Hablemos de agua

Enrique Lapuente

Enrique Lapuente

 En la década de los años 80 del siglo pasado había agua para todos. Las borrascas atlánticas aún no eran conscientes del cambio climático que se avecinaba y bañaban generosamente la península ibérica de oeste a este en las estaciones de otoño y primavera. Había años abundantes en precipitaciones y otros en los que la escasez del recurso provocaba los típicos episodios de sequía que caracterizan el clima mediterráneo.

Con la entrada en vigor de la nueva Ley de Aguas de 1985, que sustituía a la centenaria de 1879, se adaptó la legislación a los preceptos de la Constitución del 78 y se dio un importante impulso a la planificación hidrológica. Entre otros cambios, se hacía énfasis en ‘la creciente conciencia ecológica y de mejora de la calidad de vida’, y pasó a ser obligatoria la asignación y reserva de recursos para la conservación o recuperación del medio natural en los Planes de cuenca.

Los primeros Planes redactados bajo esta nueva norma empezaron a detectar territorios deficitarios y problemas de calidad del agua en ríos y acuíferos, como bien se encargó en señalar el Libro Blanco del Agua en 1998. Este documento también alertaba sobre los efectos negativos del cambio climático, especialmente en los territorios del Sureste peninsular, la cuenca del Guadiana, el valle del Ebro y los archipiélagos, y cifró en un 20% el descenso de las aportaciones para un aumento de un grado en la temperatura.

Estudios posteriores de las series pluviométricas encontraron anomalías al comparar las precipitaciones registradas entre los años 1940-1980 y los siguientes. Así por ejemplo, un trabajo publicado en 2013, observaba que en las últimas décadas se ha producido una importante reducción de las aportaciones hidrológicas en muchas de las cuencas hidrográficas de España y cifraba la reducción en la del Júcar en un 40%. Es lo que entonces se llamó ‘El efecto de los 80’ y ahora, sin dudarlo, denominaríamos Cambio Climático.

Desde la década de los 80 hasta nuestros días el país ha cambiado, y mucho. La población ha crecido un 30 por ciento, el regadío en más de un 40% y el turismo se ha duplicado pasando de los 38 a las 85 millones de visitantes. Obviamente, menos precipitaciones y más demanda de agua, han quebrado definitivamente el sistema y las tensiones hídricas afloran por casi todo el territorio peninsular e insular.
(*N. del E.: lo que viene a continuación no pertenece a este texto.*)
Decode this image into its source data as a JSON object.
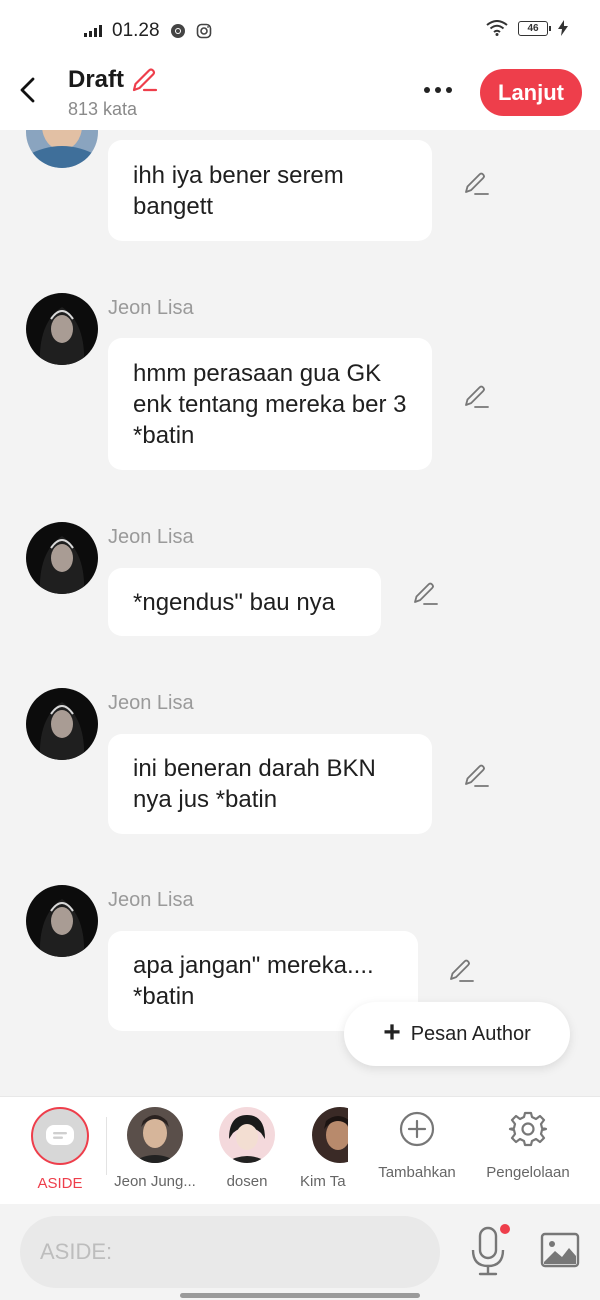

Un primer efecto de ese desequilibrio tuvo su reflejo en ríos y acuíferos que vieron como se reducía muy significativamente el caudal que los alimentaba. El panorama de ríos que llegan sin agua a la desembocadura y acuíferos sobreexplotados no nos resulta desconocido. Ni tampoco las consecuencias que la gestión del dominio público hidráulico ha tenido sobre los ecosistemas que dependen del agua. Se adoptaron algunas medidas paliativas para evitar ese deterioro, insuficientes según los colectivos ecologistas, y en 2005 fue modificada la Ley de Aguas, introduciendo la obligatoriedad de determinar los caudales ecológicos en las masas de agua para mantener la vida piscícola y la vegetación de ribera.

Ahora posiblemente haya que dar un paso más para preservar ese derecho a la vida, no ya de los ecosistemas, sino de las personas que se ven amenazadas por la escasez de agua de boca e implantar unas nuevas reglas en la gestión de los recursos naturales que, por qué no, podrían imitar a aquella que fijó un caudal ecológico y establecer un volumen mínimo vital en la gestión de embalses y acuíferos que garantice el abastecimiento de las poblaciones.

Esta y otras medidas paliativas urge tomarlas pero lo más perentorio es reflexionar sobre un futuro sombrío y actuar con valentía. Necesitamos opiniones técnicas libres de prejuicios y políticos valientes que, al igual que los médicos en momentos difíciles, miren a los ojos de los ciudadanos para decirles que no, no nos enfrentamos a un problema de sequía, es algo más grave, se trata de una nueva normalidad que todavía no somos capaces de evaluar y anunciarles cambios significativos, pero absolutamente necesarios, que afectarán a la política territorial, la base económica, especialmente en el sector agrícola, y sobre todo a sus hábitos y conductas.